Tuesday, October 14, 2008

LD17 Ad Watch - Update

Turns out a brief examination of the campaign finance records of Mark Thompson and Jesse Hernandez, Republican candidates for House and Senate in LD17 respectively, is *very* enlightening.


It seems that, in violation of CCEC rules barring the expenditure of primary funds for general election expenses, they may have used their primary money from CCEC to pay for a TV spot created to run *after* the September 2 primary.

And while the Reps and their mouthpieces are certain to protest this characterization, saying that the spot was intended for use in the primary election cycle, the spot is an attack ad targeting their *general* election opponents. Hmmmm...


From Thompson's post-primary finance report, covering the period from August 14 to September 22 -


August 22 - Received $12921 from Clean Elections.
August 24 - Spent $1350 with Q2 Productions for "production cost" on a TV ad.
August 26 - Spent $3045 with Gene, Ganssle for a TV air time buy.
August 29 - Spent $2300 with Gene Ganssle for a TV air time purchase.

That's $6695 of primary election funding spent on the TV spot less than a week and a half before an uncontested primary.




From Hernandez' post-primary finance report, covering the same period as Thompson's -


August 28 - Received $12921 from Clean Elections.
August 29 - Spent $1554 with Gene Ganssle for "TV".
August 31 - Spent $1350 with Gene Ganssle for "production cost".
September 1 - Spent $1000 with Connie Thompson (aka - "Mrs. Mark Thompson") for "consultant services" (not really relevant to this post, but interesting nonetheless).


That's $2904 of primary election funding spent on a TV spot, less than five days before an uncontested primary.


Now, CCEC rules allow for the use during the general election period of goods and services purchased with primary election funding, under certain circumstances.


From CCEC rules, section R2-20-106, paragraph G (aka page 37) (emphasis mine)-
Pursuant to A.R.S. § 16-953(A), a participating candidate shall return to the Fund all of his or her primary election funds not committed to expenditures (1) during the primary election period; and (2) for goods or services directed to the primary election.

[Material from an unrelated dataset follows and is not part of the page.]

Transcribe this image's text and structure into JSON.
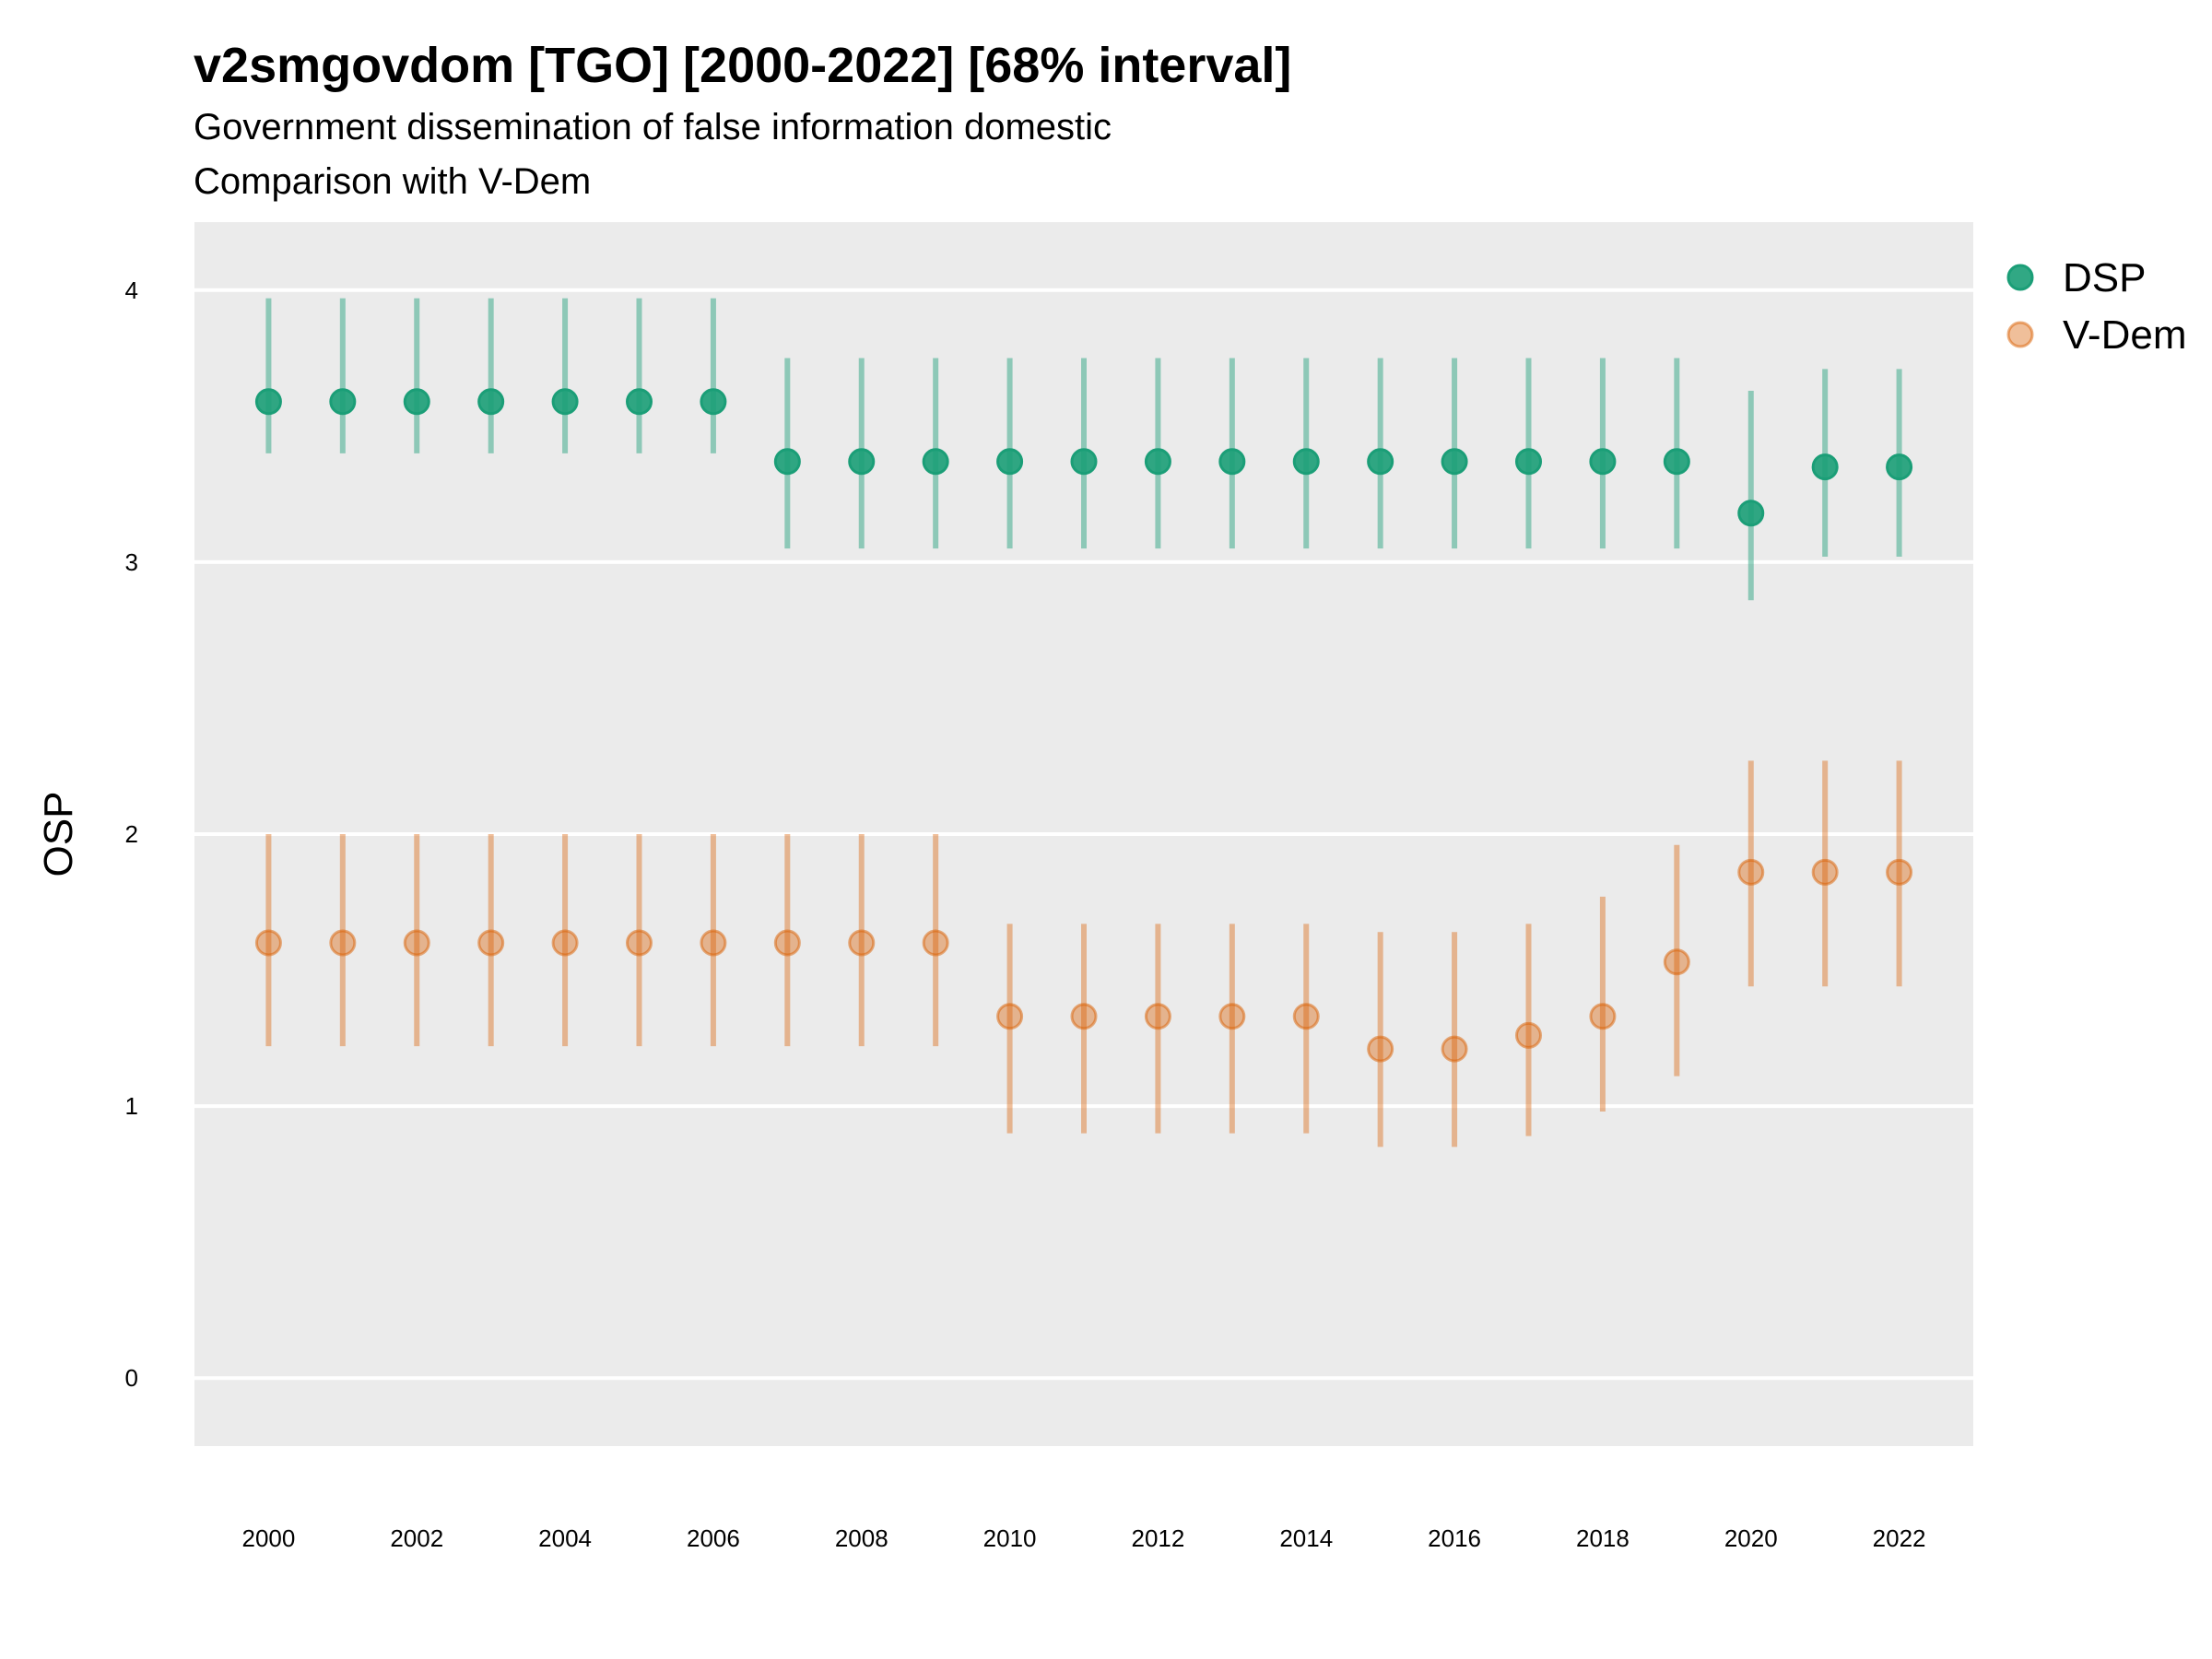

A candidate shall not be deemed to have violated A.R.S. § 16-953(A) or this subsection on account of failure to use all materials purchased with primary election funds prior to the primary election, provided such candidate exercises good faith and diligent efforts to comply with the requirement that goods and services purchased with primary election funds be directed to the primary election.

Ummm...given the short time between contracting for the production of the TV ad in very late August and the primary on September 2, it seems that their "diligence" was directed to toward *spending* their primary funding, not *using* the goods and services purchased during the primary.

Of course, that's assuming that they didn't contract for the production and airtime before receiving the primary election funding, which is an entirely different set of violations. :)


Either way, Thompson and Hernandez may have some explaining/spinning to do when the Clean Elections Commission comes around asking questions.






I wonder if either one will earn the nickname "Pinocchio" after that conversation. :)






















Today's lesson for candidates? Get your Clean Elections $5s in as early as possible, even when running unopposed in the primary. Candidates for lege trying to spend more than $12K in less than 10 days is just asking for a violation.

Later!

1 comment:

Lee said...

FWIW, Gene Ganssle is the gay-baiting bigot who ran against Tempe then-Mayor Neil Giuliano in the September 2001 recall election against the mayor.

Ganssle was SO smarmy about his gay-baiting: even though nobody asked, he would repeatedly state with mock innocence during his stump speeches that he wasn't running against the openly-gay Giuliano "because of his lifestyle".

Giuliano slaughtered Ganssle by more than 2-to-1.

Historical note: in 1990, Ganssle played Brad Majors in the Mill Avenue Theater's stage production of the Rocky Horror Show. Those of you who have seen the audience-participation-friendly film version will recall that whenever the Brad character appears on screen, the audience yells "Asshole!" at him. They did so at Ganssle whenever he appeared on stage.

The more things change, the more things stay the same.